Coming back to our solar system, under the preferred Center of Mass method, Pluto and Charon are clearly double planets, but Earth and its Moon are not; the center of mass is almost 2000 kilometers, or about 30%, of the way to the center of the Earth.
--Bryan Erickson
Double planets
Don't forget that the moon is slowly moving out in its orbit...in six or seven billion years, when the sun becomes a red giant, the center of mass of the Earth/Moon system should be outside of the Earth's surface, due to tidal evolution.
Tom Mazanec
A couple of notes on today's major edit of the Double Planet entry:
A couple of notes on today's major edit of the Double Planet entry:
1. Mr.
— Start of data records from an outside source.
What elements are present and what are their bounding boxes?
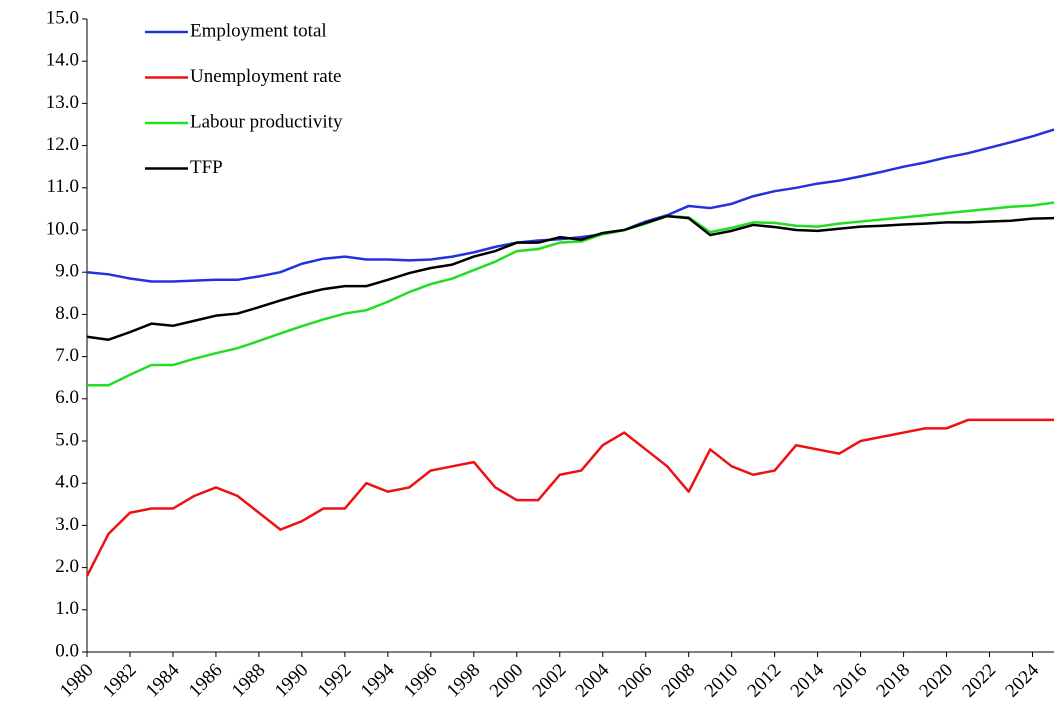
x-tick-label: 2012 [744,660,786,702]
x-tick-label: 1998 [443,660,485,702]
series-line [87,201,1055,387]
x-tick-label: 2014 [787,659,829,701]
y-tick-label: 10.0 [46,218,79,239]
series-line [85,418,1054,577]
y-tick-label: 15.0 [46,7,79,28]
x-tick-label: 1984 [142,659,184,701]
x-tick-label: 2020 [915,660,957,702]
x-tick-label: 2016 [829,660,871,702]
legend-label: Labour productivity [190,111,343,132]
x-tick-label: 2022 [958,660,1000,702]
y-tick-label: 0.0 [55,640,79,661]
x-tick-label: 1982 [99,660,141,702]
x-tick-label: 2024 [1001,659,1043,701]
x-tick-label: 1992 [314,660,356,702]
legend-label: Unemployment rate [190,66,341,87]
y-tick-label: 5.0 [55,429,79,450]
series-line [86,128,1055,283]
x-tick-label: 1980 [56,660,98,702]
y-tick-label: 12.0 [46,134,79,155]
y-tick-label: 3.0 [55,514,79,535]
x-tick-label: 1986 [185,660,227,702]
x-tick-label: 2008 [658,660,700,702]
y-tick-label: 8.0 [55,303,79,324]
x-tick-label: 2018 [872,660,914,702]
y-tick-label: 1.0 [55,598,79,619]
x-tick-label: 2004 [572,659,614,701]
x-tick-label: 2010 [701,660,743,702]
x-tick-label: 2006 [615,660,657,702]
x-tick-label: 1996 [400,660,442,702]
y-tick-label: 7.0 [55,345,79,366]
y-tick-label: 9.0 [55,261,79,282]
x-tick-label: 1988 [228,660,270,702]
y-tick-label: 11.0 [46,176,79,197]
x-tick-label: 2000 [486,660,528,702]
x-tick-label: 2002 [529,660,571,702]
x-tick-label: 1990 [271,660,313,702]
y-tick-label: 2.0 [55,556,79,577]
y-tick-label: 4.0 [55,472,79,493]
y-tick-label: 13.0 [46,92,79,113]
y-tick-label: 14.0 [46,50,79,71]
series-line [86,214,1055,341]
x-tick-label: 1994 [357,659,399,701]
legend-label: Employment total [190,20,327,41]
legend-label: TFP [190,157,223,178]
y-tick-label: 6.0 [55,387,79,408]
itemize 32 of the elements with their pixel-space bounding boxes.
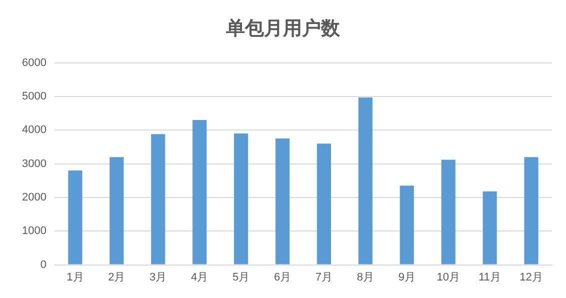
bar bbox=[316, 144, 332, 264]
y-tick-label: 5000 bbox=[22, 90, 46, 102]
x-tick-label: 9月 bbox=[398, 271, 416, 284]
bar bbox=[68, 170, 82, 264]
y-tick-label: 3000 bbox=[22, 158, 46, 170]
x-tick-label: 3月 bbox=[150, 271, 167, 284]
bar bbox=[441, 160, 456, 264]
bar bbox=[358, 97, 372, 264]
x-tick-label: 12月 bbox=[520, 271, 543, 284]
x-tick-label: 5月 bbox=[232, 271, 250, 284]
chart-title: 单包月用户数 bbox=[225, 18, 341, 40]
bar bbox=[192, 120, 207, 264]
bar bbox=[234, 134, 248, 264]
x-tick-label: 11月 bbox=[478, 271, 502, 284]
x-tick-label: 8月 bbox=[356, 271, 374, 284]
bar bbox=[275, 138, 290, 264]
x-tick-label: 10月 bbox=[436, 271, 460, 284]
bar bbox=[400, 186, 414, 264]
y-tick-label: 6000 bbox=[22, 56, 46, 69]
bar bbox=[524, 157, 538, 264]
x-tick-label: 7月 bbox=[315, 271, 333, 284]
bar bbox=[482, 191, 497, 264]
bar bbox=[110, 157, 124, 264]
y-tick-label: 4000 bbox=[22, 124, 46, 136]
x-tick-label: 6月 bbox=[274, 271, 292, 284]
x-tick-label: 4月 bbox=[191, 271, 208, 284]
x-tick-label: 1月 bbox=[66, 271, 84, 284]
y-tick-label: 2000 bbox=[22, 192, 46, 204]
y-tick-label: 0 bbox=[40, 258, 46, 271]
y-tick-label: 1000 bbox=[22, 225, 46, 238]
x-tick-label: 2月 bbox=[108, 271, 126, 284]
bar bbox=[151, 134, 166, 264]
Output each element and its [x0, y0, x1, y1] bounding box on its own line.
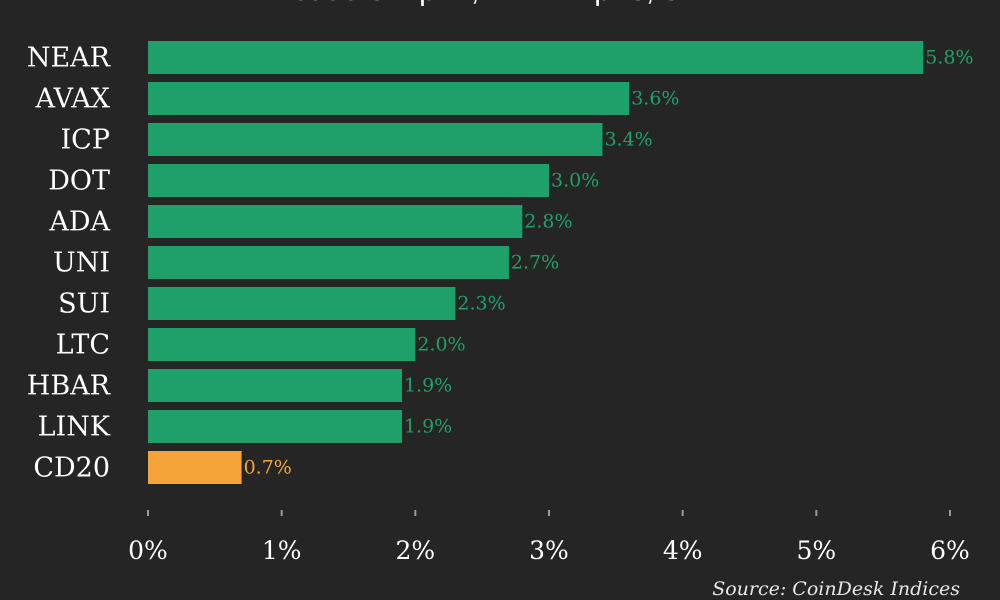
value-label-ltc: 2.0%	[417, 334, 465, 356]
bar-uni	[148, 246, 509, 279]
chart-title: Leaders: Apr 2, 4PM - Apr 3, 3AM	[0, 0, 1000, 8]
bar-ltc	[148, 328, 416, 361]
x-tick-label-4: 4%	[663, 536, 703, 565]
value-label-avax: 3.6%	[631, 88, 679, 110]
value-label-uni: 2.7%	[511, 252, 559, 274]
category-label-icp: ICP	[61, 125, 111, 156]
x-tick-label-0: 0%	[128, 536, 168, 565]
value-label-cd20: 0.7%	[244, 457, 292, 479]
category-label-sui: SUI	[58, 289, 110, 320]
x-tick-label-5: 5%	[796, 536, 836, 565]
bar-hbar	[148, 369, 402, 402]
source-note: Source: CoinDesk Indices	[712, 578, 960, 600]
category-label-uni: UNI	[53, 248, 110, 279]
bar-near	[148, 41, 924, 74]
bar-link	[148, 410, 402, 443]
x-tick-label-2: 2%	[395, 536, 435, 565]
category-label-avax: AVAX	[34, 84, 110, 115]
bar-icp	[148, 123, 603, 156]
value-label-icp: 3.4%	[604, 129, 652, 151]
value-label-ada: 2.8%	[524, 211, 572, 233]
category-label-dot: DOT	[48, 166, 110, 197]
value-label-link: 1.9%	[404, 416, 452, 438]
value-label-sui: 2.3%	[457, 293, 505, 315]
category-label-link: LINK	[38, 412, 111, 443]
bar-cd20	[148, 451, 242, 484]
category-label-ltc: LTC	[56, 330, 110, 361]
value-label-dot: 3.0%	[551, 170, 599, 192]
category-label-near: NEAR	[27, 43, 111, 74]
category-label-cd20: CD20	[33, 453, 110, 484]
x-tick-label-3: 3%	[529, 536, 569, 565]
bar-dot	[148, 164, 549, 197]
category-label-hbar: HBAR	[27, 371, 111, 402]
value-label-hbar: 1.9%	[404, 375, 452, 397]
bar-ada	[148, 205, 523, 238]
x-tick-label-1: 1%	[262, 536, 302, 565]
x-tick-label-6: 6%	[930, 536, 970, 565]
bar-avax	[148, 82, 630, 115]
category-label-ada: ADA	[48, 207, 110, 238]
bar-sui	[148, 287, 456, 320]
value-label-near: 5.8%	[925, 47, 973, 69]
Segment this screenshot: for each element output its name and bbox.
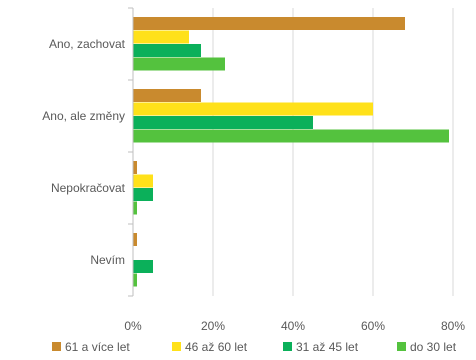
legend-swatch [172, 342, 181, 351]
bar [133, 57, 225, 71]
bar [133, 89, 201, 102]
category-label: Nepokračovat [51, 181, 126, 195]
bar [133, 44, 201, 57]
x-tick-label: 40% [281, 319, 305, 333]
legend-label: 31 až 45 let [296, 340, 359, 354]
category-label: Nevím [90, 253, 125, 267]
bar [133, 102, 373, 116]
category-label: Ano, ale změny [42, 109, 125, 123]
bar [133, 116, 313, 129]
x-tick-label: 80% [441, 319, 465, 333]
bar [133, 188, 153, 201]
legend-swatch [283, 342, 292, 351]
x-tick-label: 20% [201, 319, 225, 333]
bar [133, 174, 153, 188]
legend-label: 46 až 60 let [185, 340, 248, 354]
bar [133, 17, 405, 30]
axes: 0% 20% 40% 60% 80% Ano, zachovat Ano, ale změn… [42, 7, 465, 333]
legend-label: 61 a více let [65, 340, 130, 354]
bar [133, 273, 137, 287]
category-label: Ano, zachovat [49, 37, 126, 51]
legend-swatch [52, 342, 61, 351]
legend: 61 a více let 46 až 60 let 31 až 45 let do … [52, 340, 457, 354]
legend-swatch [397, 342, 406, 351]
bar [133, 233, 137, 246]
bar [133, 161, 137, 174]
x-tick-label: 0% [124, 319, 142, 333]
bar [133, 129, 449, 143]
grid-lines [212, 8, 454, 296]
bar [133, 201, 137, 215]
bar [133, 30, 189, 44]
bar [133, 260, 153, 273]
legend-label: do 30 let [410, 340, 457, 354]
x-tick-label: 60% [361, 319, 385, 333]
bars [133, 17, 449, 287]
Puckering's proposed definition forces a conclusion that is quite the opposite of that found in the professional literature by the scientists in the field as sampled in the references provided, since he concedes that his definition would exclude Pluto and Charon from double planet status while including tiny moons of Jupiter and Neptune as new double "planets", along with Earth's moon. He might also pay attention to the fact that Asimov was not defining limits for a double planet at all, but for a moon. The Roche Limit has no effect on the question of defining whether a moon qualifies as a double planet, rather than of how close a moon (or double planet) can get to the host planet before shredding apart. A double planet can get along just fine with its barycenter well under the Roche limit just as a moon get get along just fine with its planet-relative barycenter under the planet's surface.
2. The first, relatively minor edit corrected a factual error, consiting of a definition so broad it applied to all moons rather than double planet-systems as opposed to planet-moon systems. It said that:
"Hypothetically, the moon/planet mass ratios between two bodies could vary anywhere between zero through one, where two planets of exactly the same mass orbit each other..."
But a mass ratio approaching zero would include every conceivable planet-moon system, eliminating any possible difference between a double planet system and a planet-moon system. It would define literally thousands of orbiting debris objects to be in "double planet" systems with the Earth.